Nonetheless, it noted that the company's valuation was "highly sensitive" to peak sales assumptions for the opioid addiction product, which was launched in February.
Indeed, a delay to 2023 would give 109p of upside, on its estimates, Citi said.
The broker also noted that the success of the Sublocade roll out "is key to the company's future", although the success of that roll-out would not be known until the second quarter.
"With IMS data not fully captured, tracking the success of the launch will be difficult and investors will have to wait until 2Q18 results for reported sales and key performance indicators," Citi's analysts said as they downgraded their stance on Indivior to 'neutral' from 'buy' and issued it with a 500p target price.
Analysts at Credit Suisse reiterated their 'neutral' recommendation for shares of TUI, arguing that the best for the company's 'cruise story' now lay behind it, while pointing to the 'hard to justify' premium versus Thomas Cook Group that the shares were trading on.
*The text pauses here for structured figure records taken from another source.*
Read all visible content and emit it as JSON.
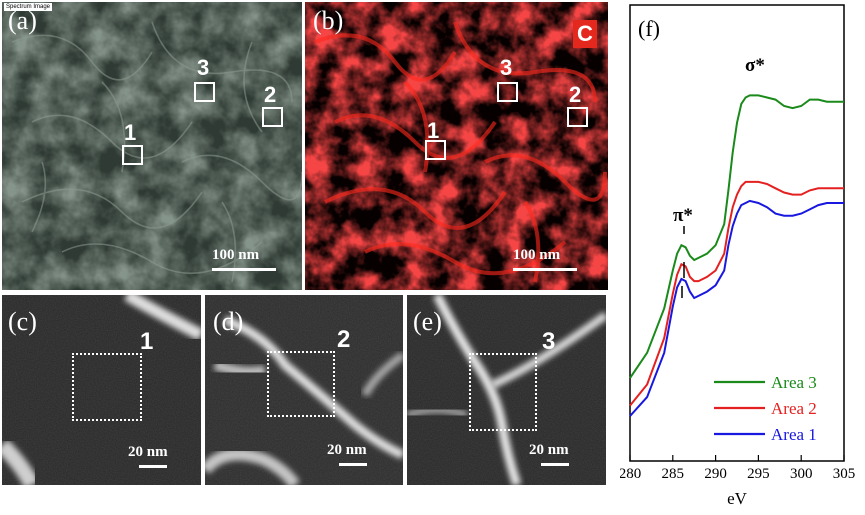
{
  "panels": {
    "a": {
      "label": "(a)",
      "tag": "Spectrum Image",
      "scale": "100 nm",
      "areas": [
        "1",
        "2",
        "3"
      ]
    },
    "b": {
      "label": "(b)",
      "element": "C",
      "scale": "100 nm",
      "areas": [
        "1",
        "2",
        "3"
      ]
    },
    "c": {
      "label": "(c)",
      "area": "1",
      "scale": "20 nm"
    },
    "d": {
      "label": "(d)",
      "area": "2",
      "scale": "20 nm"
    },
    "e": {
      "label": "(e)",
      "area": "3",
      "scale": "20 nm"
    }
  },
  "chart_data": {
    "type": "line",
    "panel_label": "(f)",
    "xlabel": "eV",
    "ylabel": "",
    "xlim": [
      280,
      305
    ],
    "ylim": [
      0,
      1
    ],
    "xticks": [
      280,
      285,
      290,
      295,
      300,
      305
    ],
    "annotations": {
      "pi": "π*",
      "sigma": "σ*"
    },
    "series": [
      {
        "name": "Area 3",
        "color": "#1a8a1a",
        "x": [
          280,
          282,
          284,
          285,
          285.5,
          286,
          286.5,
          287,
          287.5,
          288,
          289,
          290,
          291,
          291.5,
          292,
          292.5,
          293,
          293.5,
          294,
          295,
          296,
          297,
          298,
          299,
          300,
          301,
          302,
          303,
          304,
          305
        ],
        "y": [
          0.175,
          0.235,
          0.34,
          0.43,
          0.47,
          0.49,
          0.485,
          0.465,
          0.455,
          0.46,
          0.47,
          0.49,
          0.54,
          0.62,
          0.71,
          0.78,
          0.825,
          0.84,
          0.845,
          0.845,
          0.84,
          0.835,
          0.82,
          0.815,
          0.82,
          0.835,
          0.835,
          0.83,
          0.83,
          0.83
        ]
      },
      {
        "name": "Area 2",
        "color": "#e52020",
        "x": [
          280,
          282,
          284,
          285,
          285.5,
          286,
          286.5,
          287,
          287.5,
          288,
          289,
          290,
          291,
          291.5,
          292,
          292.5,
          293,
          293.5,
          294,
          295,
          296,
          297,
          298,
          299,
          300,
          301,
          302,
          303,
          304,
          305
        ],
        "y": [
          0.11,
          0.16,
          0.27,
          0.375,
          0.42,
          0.445,
          0.44,
          0.415,
          0.405,
          0.405,
          0.415,
          0.43,
          0.47,
          0.53,
          0.58,
          0.61,
          0.63,
          0.64,
          0.64,
          0.64,
          0.635,
          0.625,
          0.615,
          0.61,
          0.61,
          0.62,
          0.625,
          0.625,
          0.625,
          0.625
        ]
      },
      {
        "name": "Area 1",
        "color": "#1818e0",
        "x": [
          280,
          282,
          284,
          285,
          285.5,
          286,
          286.5,
          287,
          287.5,
          288,
          289,
          290,
          291,
          291.5,
          292,
          292.5,
          293,
          293.5,
          294,
          295,
          296,
          297,
          298,
          299,
          300,
          301,
          302,
          303,
          304,
          305
        ],
        "y": [
          0.085,
          0.13,
          0.235,
          0.345,
          0.39,
          0.41,
          0.405,
          0.38,
          0.365,
          0.37,
          0.38,
          0.395,
          0.43,
          0.49,
          0.535,
          0.565,
          0.585,
          0.59,
          0.595,
          0.59,
          0.58,
          0.565,
          0.56,
          0.56,
          0.565,
          0.575,
          0.585,
          0.59,
          0.59,
          0.59
        ]
      }
    ]
  }
}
Yes, a bigger fleet size had brought with it economies of scale and efficiency gains, the Swiss broker said, allowing the company to increase its share of the German market by 20 percentage points over the five years ending in 2018.
But industry growth out to 2022 would likely entail weaker pricing, leaving the company with fewer growth levers to pull.
As well, by 2023, even the company's own forecasts were for the German market to become the most highly-penetrated in the world.
And no, unlike its larger 'pure-play' cruise rivals, it was less able to tap into the full range of potential growth markets, particularly Asia Pacific.
In terms of valuation, at then-current prices, the shares were discounting a 2019 EV/EBIT multiple of 7.2 for its core tour operating business, 20% more than over at Thomas Cook.
Credit Suisse did bump-up its earnings per share estimates for the company in 2019 and 2020 by 5% - following its first-half numbers and the Capital Markets Day for its Cruise unit - resulting in an increase in the shares' target price from 1,645p to 1,730p.
Yet for all of the above reasons, its recommendation was kept at 'hold'.